Read the documentation and look at the command’s help: Does it mention:

  • Threads - multiple cpus/cores: Single node, single task, multiple cores.

  • OpenMP: Single task, multiple cores. Set environment variable.

    • an application programming interface (API) that supports multi-platform shared-memory multiprocessing programming in C, C++, and Fortran.

    • Example: ImageMagick

  • MPI: Message Passing Interface: Multiple nodes, multiple tasks

  • Hybrid: MPI / OpenMP and/or threads.


What does it mean for an application to be GPU enabled? 

Read the documentation and look at the command’s help: Does it mention:

  • GPU / Nvidia / Cuda?

  • Examples:

    • Applications: AlphaFold and GPU Blast

      • Via conda based environments built with GPU libraries - and converted to Jupyter kernels:

      • Examples: TensorFlow and PyTorch 

      • Jupyter Kernels: PyTorch 1.13.1


How can I be a good cluster citizen?

  • Policies

  • Don’t run intensive applications on the login nodes.

  • Understand your software/application.

  • Shared resource - multi-tenancy.

    • Other jobs running on the same node do not affect each other.

  • Don’t ask for everything. Don’t use:

    • mem=0

    • exclusive tag.

    • Only ask for a GPU if you know it’ll be used.

  • Use /lscratch for I/O intensive tasks rather than accessing /gscratch over the network. 

    • You will need to copy files back before the job ends.

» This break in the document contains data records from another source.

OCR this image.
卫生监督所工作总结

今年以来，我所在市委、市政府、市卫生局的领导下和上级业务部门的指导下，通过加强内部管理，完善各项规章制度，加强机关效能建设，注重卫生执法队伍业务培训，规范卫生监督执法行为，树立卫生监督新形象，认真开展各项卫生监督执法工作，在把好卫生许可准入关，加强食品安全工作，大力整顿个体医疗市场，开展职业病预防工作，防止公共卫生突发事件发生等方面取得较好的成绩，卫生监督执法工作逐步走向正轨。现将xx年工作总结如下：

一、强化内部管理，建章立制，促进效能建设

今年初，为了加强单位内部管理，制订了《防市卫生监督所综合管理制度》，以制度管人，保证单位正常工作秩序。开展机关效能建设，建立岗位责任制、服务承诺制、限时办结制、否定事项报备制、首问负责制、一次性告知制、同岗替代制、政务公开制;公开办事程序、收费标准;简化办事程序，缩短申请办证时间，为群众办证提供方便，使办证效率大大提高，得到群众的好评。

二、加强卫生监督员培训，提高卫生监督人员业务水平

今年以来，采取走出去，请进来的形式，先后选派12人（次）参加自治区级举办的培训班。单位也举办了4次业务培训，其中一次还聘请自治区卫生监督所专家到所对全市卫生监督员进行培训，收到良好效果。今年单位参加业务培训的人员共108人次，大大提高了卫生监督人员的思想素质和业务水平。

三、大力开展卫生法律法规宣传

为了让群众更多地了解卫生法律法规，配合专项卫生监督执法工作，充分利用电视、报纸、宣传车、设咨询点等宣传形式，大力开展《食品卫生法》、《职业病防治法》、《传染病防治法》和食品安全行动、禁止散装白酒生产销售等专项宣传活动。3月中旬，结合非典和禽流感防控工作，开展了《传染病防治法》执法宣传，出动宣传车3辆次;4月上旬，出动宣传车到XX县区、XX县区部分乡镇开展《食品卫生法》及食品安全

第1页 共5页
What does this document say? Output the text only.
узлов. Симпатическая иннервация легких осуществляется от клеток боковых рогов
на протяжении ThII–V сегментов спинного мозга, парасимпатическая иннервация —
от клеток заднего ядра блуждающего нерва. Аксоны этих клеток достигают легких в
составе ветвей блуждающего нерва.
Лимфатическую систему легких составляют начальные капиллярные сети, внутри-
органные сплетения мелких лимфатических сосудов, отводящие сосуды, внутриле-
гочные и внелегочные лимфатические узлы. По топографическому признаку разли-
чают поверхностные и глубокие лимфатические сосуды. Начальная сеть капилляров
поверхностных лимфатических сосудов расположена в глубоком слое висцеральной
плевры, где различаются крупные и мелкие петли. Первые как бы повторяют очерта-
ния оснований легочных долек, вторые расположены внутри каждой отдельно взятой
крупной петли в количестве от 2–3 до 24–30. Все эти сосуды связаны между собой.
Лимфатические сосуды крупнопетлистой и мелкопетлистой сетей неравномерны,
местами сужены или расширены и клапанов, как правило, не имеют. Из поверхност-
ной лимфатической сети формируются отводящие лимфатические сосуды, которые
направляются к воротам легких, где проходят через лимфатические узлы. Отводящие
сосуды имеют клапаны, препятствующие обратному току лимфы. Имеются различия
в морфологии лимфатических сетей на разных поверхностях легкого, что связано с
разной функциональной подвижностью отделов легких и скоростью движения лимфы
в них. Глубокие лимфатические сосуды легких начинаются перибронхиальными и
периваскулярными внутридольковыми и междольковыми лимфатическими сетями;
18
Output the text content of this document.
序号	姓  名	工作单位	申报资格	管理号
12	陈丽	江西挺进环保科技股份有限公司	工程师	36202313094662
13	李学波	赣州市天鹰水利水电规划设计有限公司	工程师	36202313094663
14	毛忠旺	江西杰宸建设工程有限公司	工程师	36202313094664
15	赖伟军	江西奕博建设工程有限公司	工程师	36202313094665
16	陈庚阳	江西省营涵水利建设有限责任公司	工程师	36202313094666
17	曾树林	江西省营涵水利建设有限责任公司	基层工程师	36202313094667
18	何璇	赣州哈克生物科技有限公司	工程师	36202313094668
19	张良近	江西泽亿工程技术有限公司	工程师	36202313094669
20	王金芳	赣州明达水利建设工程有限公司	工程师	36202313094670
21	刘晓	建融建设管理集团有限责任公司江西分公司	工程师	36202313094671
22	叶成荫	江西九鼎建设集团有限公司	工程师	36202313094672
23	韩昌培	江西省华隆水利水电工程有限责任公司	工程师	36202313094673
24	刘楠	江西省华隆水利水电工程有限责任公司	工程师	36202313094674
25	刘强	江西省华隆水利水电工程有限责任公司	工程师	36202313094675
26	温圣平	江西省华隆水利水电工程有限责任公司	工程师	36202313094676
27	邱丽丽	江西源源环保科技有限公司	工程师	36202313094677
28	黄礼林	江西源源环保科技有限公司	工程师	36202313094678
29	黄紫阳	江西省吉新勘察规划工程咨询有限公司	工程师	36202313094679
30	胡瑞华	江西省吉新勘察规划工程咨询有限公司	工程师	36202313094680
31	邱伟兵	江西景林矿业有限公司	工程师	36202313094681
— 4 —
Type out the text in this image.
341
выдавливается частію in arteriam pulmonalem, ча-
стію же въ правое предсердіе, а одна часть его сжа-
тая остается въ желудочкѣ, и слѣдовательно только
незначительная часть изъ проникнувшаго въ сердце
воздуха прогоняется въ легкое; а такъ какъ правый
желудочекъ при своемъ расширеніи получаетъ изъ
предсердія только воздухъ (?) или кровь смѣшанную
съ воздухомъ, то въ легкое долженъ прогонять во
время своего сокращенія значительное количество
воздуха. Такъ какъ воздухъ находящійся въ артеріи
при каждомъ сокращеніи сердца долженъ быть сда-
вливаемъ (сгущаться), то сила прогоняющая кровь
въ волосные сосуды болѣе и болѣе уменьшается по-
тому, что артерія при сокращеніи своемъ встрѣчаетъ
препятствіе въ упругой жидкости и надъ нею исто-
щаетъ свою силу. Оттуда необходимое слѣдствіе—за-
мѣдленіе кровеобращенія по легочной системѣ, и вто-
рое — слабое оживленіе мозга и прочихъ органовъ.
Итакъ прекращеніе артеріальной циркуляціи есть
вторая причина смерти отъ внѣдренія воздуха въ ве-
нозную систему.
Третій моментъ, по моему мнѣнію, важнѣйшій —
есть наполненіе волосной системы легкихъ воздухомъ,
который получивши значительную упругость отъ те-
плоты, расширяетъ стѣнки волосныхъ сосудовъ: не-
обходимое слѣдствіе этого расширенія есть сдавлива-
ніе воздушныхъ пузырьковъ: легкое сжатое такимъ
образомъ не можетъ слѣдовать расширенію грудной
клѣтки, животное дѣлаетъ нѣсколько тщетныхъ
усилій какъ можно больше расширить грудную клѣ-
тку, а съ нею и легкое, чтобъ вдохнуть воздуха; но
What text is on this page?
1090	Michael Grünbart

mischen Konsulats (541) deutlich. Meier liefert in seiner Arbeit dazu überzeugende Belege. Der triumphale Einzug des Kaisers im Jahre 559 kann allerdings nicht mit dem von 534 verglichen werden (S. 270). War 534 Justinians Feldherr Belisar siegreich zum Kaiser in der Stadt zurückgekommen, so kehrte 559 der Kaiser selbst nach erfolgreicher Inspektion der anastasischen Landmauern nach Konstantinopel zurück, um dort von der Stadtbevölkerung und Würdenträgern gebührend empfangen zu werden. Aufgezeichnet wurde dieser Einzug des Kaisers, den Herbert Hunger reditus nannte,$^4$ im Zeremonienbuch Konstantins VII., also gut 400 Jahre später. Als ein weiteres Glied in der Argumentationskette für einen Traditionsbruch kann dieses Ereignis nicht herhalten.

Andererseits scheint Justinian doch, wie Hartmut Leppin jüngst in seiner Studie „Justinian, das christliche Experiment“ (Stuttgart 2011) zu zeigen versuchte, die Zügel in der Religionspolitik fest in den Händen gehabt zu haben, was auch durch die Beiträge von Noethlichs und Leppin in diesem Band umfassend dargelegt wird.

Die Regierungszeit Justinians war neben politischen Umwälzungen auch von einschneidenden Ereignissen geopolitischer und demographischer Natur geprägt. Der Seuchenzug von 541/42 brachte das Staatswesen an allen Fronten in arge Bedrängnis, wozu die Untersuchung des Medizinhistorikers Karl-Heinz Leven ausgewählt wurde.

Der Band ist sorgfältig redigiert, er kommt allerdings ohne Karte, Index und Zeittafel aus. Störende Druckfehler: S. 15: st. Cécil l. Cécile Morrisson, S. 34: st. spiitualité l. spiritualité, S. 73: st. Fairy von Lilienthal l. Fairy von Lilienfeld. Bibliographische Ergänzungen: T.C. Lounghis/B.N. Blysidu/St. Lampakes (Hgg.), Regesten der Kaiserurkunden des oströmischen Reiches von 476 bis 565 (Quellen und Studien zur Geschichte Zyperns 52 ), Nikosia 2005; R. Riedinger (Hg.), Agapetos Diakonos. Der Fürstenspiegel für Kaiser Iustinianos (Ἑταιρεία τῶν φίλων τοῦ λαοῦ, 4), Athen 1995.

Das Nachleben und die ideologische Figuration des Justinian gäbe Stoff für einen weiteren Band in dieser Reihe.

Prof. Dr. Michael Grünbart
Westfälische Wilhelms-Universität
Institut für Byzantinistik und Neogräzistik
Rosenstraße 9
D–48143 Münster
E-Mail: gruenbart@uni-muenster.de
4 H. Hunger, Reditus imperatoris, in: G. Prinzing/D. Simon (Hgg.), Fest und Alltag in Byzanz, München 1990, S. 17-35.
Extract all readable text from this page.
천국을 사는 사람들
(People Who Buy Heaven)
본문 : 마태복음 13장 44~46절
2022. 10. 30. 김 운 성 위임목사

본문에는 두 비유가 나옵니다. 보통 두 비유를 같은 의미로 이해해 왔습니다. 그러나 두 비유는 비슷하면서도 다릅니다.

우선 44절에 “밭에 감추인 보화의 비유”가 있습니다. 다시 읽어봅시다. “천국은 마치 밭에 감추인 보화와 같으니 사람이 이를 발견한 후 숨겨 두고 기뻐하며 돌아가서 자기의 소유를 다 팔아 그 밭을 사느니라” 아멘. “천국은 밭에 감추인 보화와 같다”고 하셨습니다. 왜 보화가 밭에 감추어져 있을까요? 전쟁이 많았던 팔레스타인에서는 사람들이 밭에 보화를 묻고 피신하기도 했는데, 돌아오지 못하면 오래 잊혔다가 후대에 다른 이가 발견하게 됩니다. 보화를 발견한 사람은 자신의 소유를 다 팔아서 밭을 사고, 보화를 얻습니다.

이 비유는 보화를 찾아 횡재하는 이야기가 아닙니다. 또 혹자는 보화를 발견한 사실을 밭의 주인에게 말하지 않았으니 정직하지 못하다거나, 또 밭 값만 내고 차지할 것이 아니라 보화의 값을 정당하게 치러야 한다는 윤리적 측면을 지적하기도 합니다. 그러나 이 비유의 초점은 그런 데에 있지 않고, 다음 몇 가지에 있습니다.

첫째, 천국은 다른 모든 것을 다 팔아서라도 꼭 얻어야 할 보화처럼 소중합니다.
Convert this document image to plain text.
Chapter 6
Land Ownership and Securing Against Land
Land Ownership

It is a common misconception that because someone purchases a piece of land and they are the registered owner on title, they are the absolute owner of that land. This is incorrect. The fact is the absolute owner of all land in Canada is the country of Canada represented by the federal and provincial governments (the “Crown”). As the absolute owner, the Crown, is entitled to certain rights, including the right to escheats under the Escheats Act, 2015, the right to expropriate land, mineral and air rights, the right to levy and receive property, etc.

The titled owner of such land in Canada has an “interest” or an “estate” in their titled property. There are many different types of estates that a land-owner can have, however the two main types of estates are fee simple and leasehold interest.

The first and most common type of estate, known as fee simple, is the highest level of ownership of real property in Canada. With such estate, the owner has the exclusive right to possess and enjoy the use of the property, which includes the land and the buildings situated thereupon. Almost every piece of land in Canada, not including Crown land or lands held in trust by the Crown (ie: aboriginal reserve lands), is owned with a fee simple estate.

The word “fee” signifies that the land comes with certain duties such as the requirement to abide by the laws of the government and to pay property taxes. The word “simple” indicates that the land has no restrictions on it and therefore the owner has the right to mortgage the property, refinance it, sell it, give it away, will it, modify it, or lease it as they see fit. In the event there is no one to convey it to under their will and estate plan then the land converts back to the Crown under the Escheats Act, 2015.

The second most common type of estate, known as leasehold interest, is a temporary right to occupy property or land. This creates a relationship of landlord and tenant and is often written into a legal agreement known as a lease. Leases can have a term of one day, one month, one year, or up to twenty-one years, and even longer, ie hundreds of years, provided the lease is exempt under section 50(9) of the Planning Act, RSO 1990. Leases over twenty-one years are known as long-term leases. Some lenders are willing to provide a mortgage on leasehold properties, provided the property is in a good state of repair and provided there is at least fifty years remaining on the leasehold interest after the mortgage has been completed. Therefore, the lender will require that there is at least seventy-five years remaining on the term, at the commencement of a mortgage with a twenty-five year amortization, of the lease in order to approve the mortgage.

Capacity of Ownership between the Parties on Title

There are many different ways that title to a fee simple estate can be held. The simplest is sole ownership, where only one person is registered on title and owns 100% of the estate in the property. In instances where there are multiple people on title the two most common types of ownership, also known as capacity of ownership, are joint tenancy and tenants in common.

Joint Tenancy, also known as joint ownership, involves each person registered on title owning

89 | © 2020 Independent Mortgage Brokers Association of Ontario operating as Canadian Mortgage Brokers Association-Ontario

  • Track usage and job performance: seff <jobid>


Being a good Cluster Citizen: Requesting Resources 

Good Cluster Citizen:

  • Only request what you need.

  • Unless you know your application: 

    • can utilize multiple nodes/tasks/cores, request a single node/task/core (default).

    • can utilize multiple nodes/tasks/cores, requesting them will not make your code magically run faster.

    • is GPU enabled, having a GPU will not make your code magically run faster. 

  • Within your application/code check that resources are actually being detected and utilized.

    • Look at the job efficiency: job performance: seff <jobid>

    • This is emailed out if you have Slurm email notifications turned on.